On June 11, two days before Bennett’s inauguration, the Palestinian Red Crescent reported that 15-year-old Mohammad Said Hamayel had been shot and killed by Israeli police in Beita during a Palestinian protest against the Evyatar settlement, which they said cuts them off from their olive groves. He is the fourth Palestinian killed in Beita protests recently. In Kufr Qaddoum, residents reported Israeli police had stormed their village during a weekly protest, firing rubber-coated steel bullets and tear gas.

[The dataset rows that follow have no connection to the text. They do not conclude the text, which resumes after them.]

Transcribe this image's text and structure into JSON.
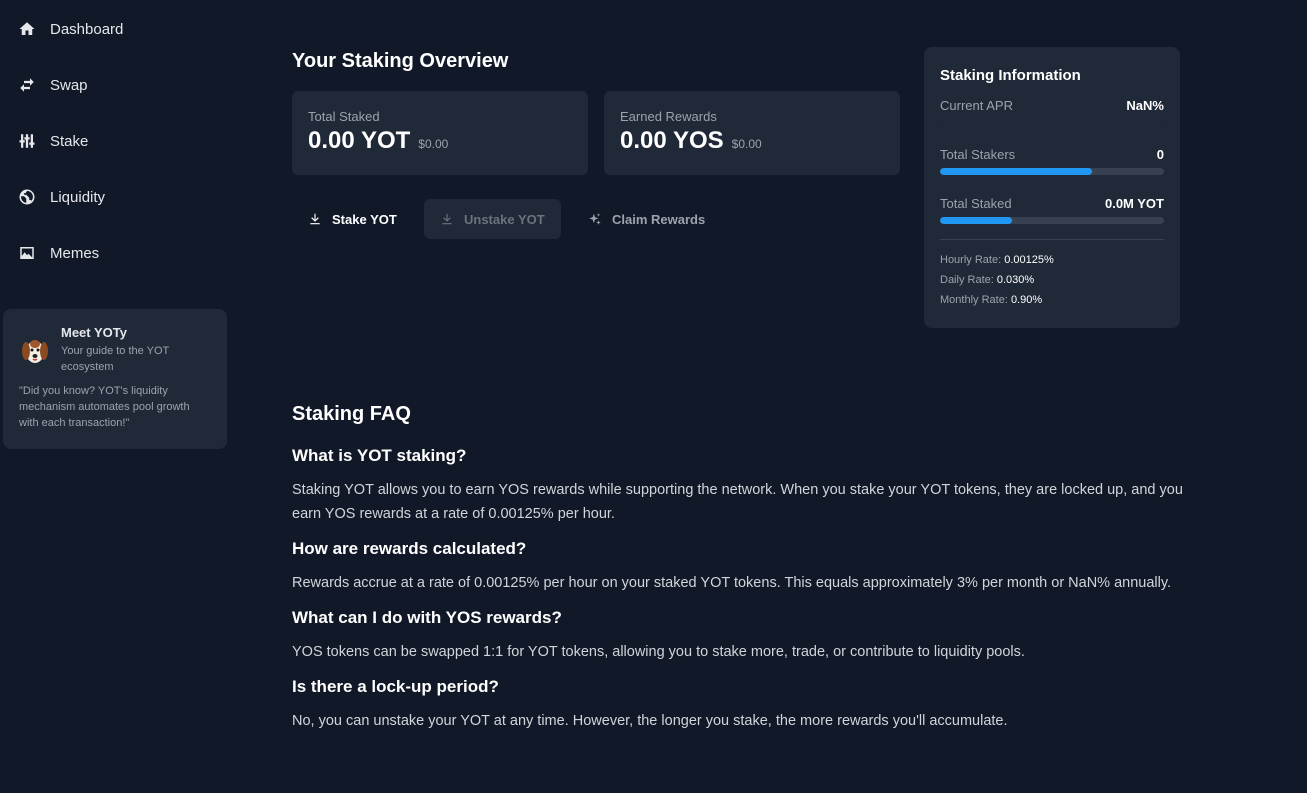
{
  "sidebar": {
    "items": [
      {
        "label": "Dashboard",
        "icon": "home-icon"
      },
      {
        "label": "Swap",
        "icon": "swap-icon"
      },
      {
        "label": "Stake",
        "icon": "sliders-icon"
      },
      {
        "label": "Liquidity",
        "icon": "globe-icon"
      },
      {
        "label": "Memes",
        "icon": "image-icon"
      }
    ],
    "yoty": {
      "title": "Meet YOTy",
      "subtitle": "Your guide to the YOT ecosystem",
      "quote": "\"Did you know? YOT's liquidity mechanism automates pool growth with each transaction!\""
    }
  },
  "overview": {
    "title": "Your Staking Overview",
    "total_staked": {
      "label": "Total Staked",
      "amount": "0.00 YOT",
      "usd": "$0.00"
    },
    "earned_rewards": {
      "label": "Earned Rewards",
      "amount": "0.00 YOS",
      "usd": "$0.00"
    }
  },
  "tabs": {
    "stake": "Stake YOT",
    "unstake": "Unstake YOT",
    "claim": "Claim Rewards"
  },
  "info": {
    "title": "Staking Information",
    "apr_label": "Current APR",
    "apr_value": "NaN%",
    "stakers_label": "Total Stakers",
    "stakers_value": "0",
    "stakers_progress": 0.68,
    "staked_label": "Total Staked",
    "staked_value": "0.0M YOT",
    "staked_progress": 0.32,
    "hourly_label": "Hourly Rate:",
    "hourly_value": "0.00125%",
    "daily_label": "Daily Rate:",
    "daily_value": "0.030%",
    "monthly_label": "Monthly Rate:",
    "monthly_value": "0.90%",
    "accent": "#2196f3"
  },
  "faq": {
    "title": "Staking FAQ",
    "items": [
      {
        "q": "What is YOT staking?",
        "a": "Staking YOT allows you to earn YOS rewards while supporting the network. When you stake your YOT tokens, they are locked up, and you earn YOS rewards at a rate of 0.00125% per hour."
      },
      {
        "q": "How are rewards calculated?",
        "a": "Rewards accrue at a rate of 0.00125% per hour on your staked YOT tokens. This equals approximately 3% per month or NaN% annually."
      },
      {
        "q": "What can I do with YOS rewards?",
        "a": "YOS tokens can be swapped 1:1 for YOT tokens, allowing you to stake more, trade, or contribute to liquidity pools."
      },
      {
        "q": "Is there a lock-up period?",
        "a": "No, you can unstake your YOT at any time. However, the longer you stake, the more rewards you'll accumulate."
      }
    ]
  }
}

Sheikh Jarrah Protests Continue
Meanwhile, in the East Jerusalem neighborhood of Sheikh Jarrah, violence has worsened in recent days, as Israeli settlers seek to drive several Palestinian families out of the neighborhood. A lower court ruled in favor of a claim by settlers in early May, but the Supreme Court has yet to deliver its decision after the families appealed.
مستوطنون يهاجمون أهالي حي الشيخ جراح في القدس المحتلة وشبان يتصدون لهم.#فلسطين pic.twitter.com/aExdm7NbQp
— شبكة قدس الإخبارية (@qudsn) June 21, 2021
On Monday, video emerged of Israeli police raiding a home in the neighborhood and using stun grenades on the residents. The following day, Palestinian and Jewish protesters in the neighborhood threw objects, including fire bombs, at each other, and Israeli police responded by spraying Palestinians with skunk water and arresting at least four protesters. Another 20 were reportedly injured.

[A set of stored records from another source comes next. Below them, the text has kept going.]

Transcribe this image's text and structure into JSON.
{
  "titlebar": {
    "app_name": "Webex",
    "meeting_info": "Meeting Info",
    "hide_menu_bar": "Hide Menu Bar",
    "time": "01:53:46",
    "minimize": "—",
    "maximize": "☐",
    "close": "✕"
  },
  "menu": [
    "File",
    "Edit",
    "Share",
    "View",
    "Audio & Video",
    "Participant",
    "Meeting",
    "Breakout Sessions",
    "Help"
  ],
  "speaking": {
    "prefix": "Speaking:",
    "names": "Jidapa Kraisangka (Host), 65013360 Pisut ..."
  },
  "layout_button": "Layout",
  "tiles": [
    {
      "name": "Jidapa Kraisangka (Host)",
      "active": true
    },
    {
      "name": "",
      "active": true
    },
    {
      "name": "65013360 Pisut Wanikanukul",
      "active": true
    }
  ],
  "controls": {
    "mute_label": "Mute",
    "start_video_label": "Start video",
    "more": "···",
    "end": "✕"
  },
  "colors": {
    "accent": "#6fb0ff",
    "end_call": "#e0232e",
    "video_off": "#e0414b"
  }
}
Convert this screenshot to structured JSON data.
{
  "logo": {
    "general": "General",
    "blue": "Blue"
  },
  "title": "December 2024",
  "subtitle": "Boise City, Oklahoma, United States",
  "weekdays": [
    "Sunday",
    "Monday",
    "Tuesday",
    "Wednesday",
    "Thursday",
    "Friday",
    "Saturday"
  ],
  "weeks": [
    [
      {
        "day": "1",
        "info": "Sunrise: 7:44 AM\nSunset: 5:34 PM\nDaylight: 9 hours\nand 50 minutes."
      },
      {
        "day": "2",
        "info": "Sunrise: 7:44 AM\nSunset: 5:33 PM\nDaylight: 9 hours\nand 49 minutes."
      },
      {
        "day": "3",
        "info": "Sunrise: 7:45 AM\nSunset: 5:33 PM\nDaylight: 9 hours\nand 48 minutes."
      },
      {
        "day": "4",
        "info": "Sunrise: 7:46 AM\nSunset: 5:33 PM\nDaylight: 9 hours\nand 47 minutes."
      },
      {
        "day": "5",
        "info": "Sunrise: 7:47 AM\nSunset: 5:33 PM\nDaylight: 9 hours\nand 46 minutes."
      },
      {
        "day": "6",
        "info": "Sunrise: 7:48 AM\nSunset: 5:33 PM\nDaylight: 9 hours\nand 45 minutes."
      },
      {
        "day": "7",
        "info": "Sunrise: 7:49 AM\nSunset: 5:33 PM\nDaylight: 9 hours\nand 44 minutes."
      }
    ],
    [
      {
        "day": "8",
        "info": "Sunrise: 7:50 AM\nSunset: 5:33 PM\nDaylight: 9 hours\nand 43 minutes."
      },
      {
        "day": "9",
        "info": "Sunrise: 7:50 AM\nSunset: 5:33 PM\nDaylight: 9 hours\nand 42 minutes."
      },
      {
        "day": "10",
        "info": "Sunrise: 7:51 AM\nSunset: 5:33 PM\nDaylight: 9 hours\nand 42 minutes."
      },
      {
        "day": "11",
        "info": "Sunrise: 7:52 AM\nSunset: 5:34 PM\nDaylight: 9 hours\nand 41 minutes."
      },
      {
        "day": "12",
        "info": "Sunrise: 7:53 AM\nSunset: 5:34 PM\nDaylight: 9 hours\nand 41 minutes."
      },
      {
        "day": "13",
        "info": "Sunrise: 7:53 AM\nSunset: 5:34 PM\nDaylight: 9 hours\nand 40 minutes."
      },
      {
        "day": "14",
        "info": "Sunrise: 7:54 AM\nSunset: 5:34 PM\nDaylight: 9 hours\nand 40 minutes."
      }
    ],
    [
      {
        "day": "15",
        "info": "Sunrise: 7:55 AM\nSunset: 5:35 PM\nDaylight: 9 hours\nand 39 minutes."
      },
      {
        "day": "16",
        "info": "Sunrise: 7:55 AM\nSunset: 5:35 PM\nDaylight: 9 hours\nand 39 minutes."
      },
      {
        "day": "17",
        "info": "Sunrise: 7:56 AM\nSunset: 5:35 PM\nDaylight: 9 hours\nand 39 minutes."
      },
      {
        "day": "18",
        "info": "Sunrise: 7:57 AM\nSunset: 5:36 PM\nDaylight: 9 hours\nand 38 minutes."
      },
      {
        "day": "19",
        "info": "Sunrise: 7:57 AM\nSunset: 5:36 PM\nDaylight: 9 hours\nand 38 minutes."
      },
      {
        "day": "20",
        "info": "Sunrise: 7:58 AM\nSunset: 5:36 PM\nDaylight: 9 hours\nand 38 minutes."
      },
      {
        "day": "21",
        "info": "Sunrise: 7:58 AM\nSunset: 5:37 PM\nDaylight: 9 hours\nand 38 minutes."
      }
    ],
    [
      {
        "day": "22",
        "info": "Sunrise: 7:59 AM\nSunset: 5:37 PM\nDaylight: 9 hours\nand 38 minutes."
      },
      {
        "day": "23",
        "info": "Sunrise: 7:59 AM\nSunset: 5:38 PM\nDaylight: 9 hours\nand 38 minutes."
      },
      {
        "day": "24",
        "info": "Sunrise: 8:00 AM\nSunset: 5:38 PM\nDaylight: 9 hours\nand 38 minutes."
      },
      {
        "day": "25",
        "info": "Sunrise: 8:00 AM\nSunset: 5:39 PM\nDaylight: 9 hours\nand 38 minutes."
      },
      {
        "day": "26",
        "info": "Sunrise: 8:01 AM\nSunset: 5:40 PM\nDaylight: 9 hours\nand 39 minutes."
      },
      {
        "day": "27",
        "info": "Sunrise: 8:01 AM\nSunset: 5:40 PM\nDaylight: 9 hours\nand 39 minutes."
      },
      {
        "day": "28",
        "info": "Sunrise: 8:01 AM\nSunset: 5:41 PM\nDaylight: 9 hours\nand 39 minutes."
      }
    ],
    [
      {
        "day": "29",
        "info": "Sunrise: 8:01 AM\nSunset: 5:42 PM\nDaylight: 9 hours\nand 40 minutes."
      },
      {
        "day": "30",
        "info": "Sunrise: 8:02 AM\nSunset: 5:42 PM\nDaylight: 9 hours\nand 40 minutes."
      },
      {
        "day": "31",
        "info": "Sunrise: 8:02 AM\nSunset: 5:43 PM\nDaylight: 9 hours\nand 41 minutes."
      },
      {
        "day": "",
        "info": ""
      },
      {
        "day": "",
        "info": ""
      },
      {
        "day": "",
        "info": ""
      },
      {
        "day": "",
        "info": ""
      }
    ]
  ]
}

Similar violence in early May helped to spark an 11-day war after Israeli police raided Al-Aqsa Mosque in Old Jerusalem, injuring hundreds of Muslim worshippers in response to protests at the nearby Damascus Gate. When Hamas in the Gaza Strip fired off rockets they said were in Al-Aqsa’s defense, the IDF replied with airstrikes, which by the end of the conflict on May 21 had killed more than 250 people. Hamas rockets killed 13 in Israel, as most of them were intercepted by the Iron Dome air defense system.
Edit: A previous version of this story said Evyatar was a Palestinian settlement. It is Israeli.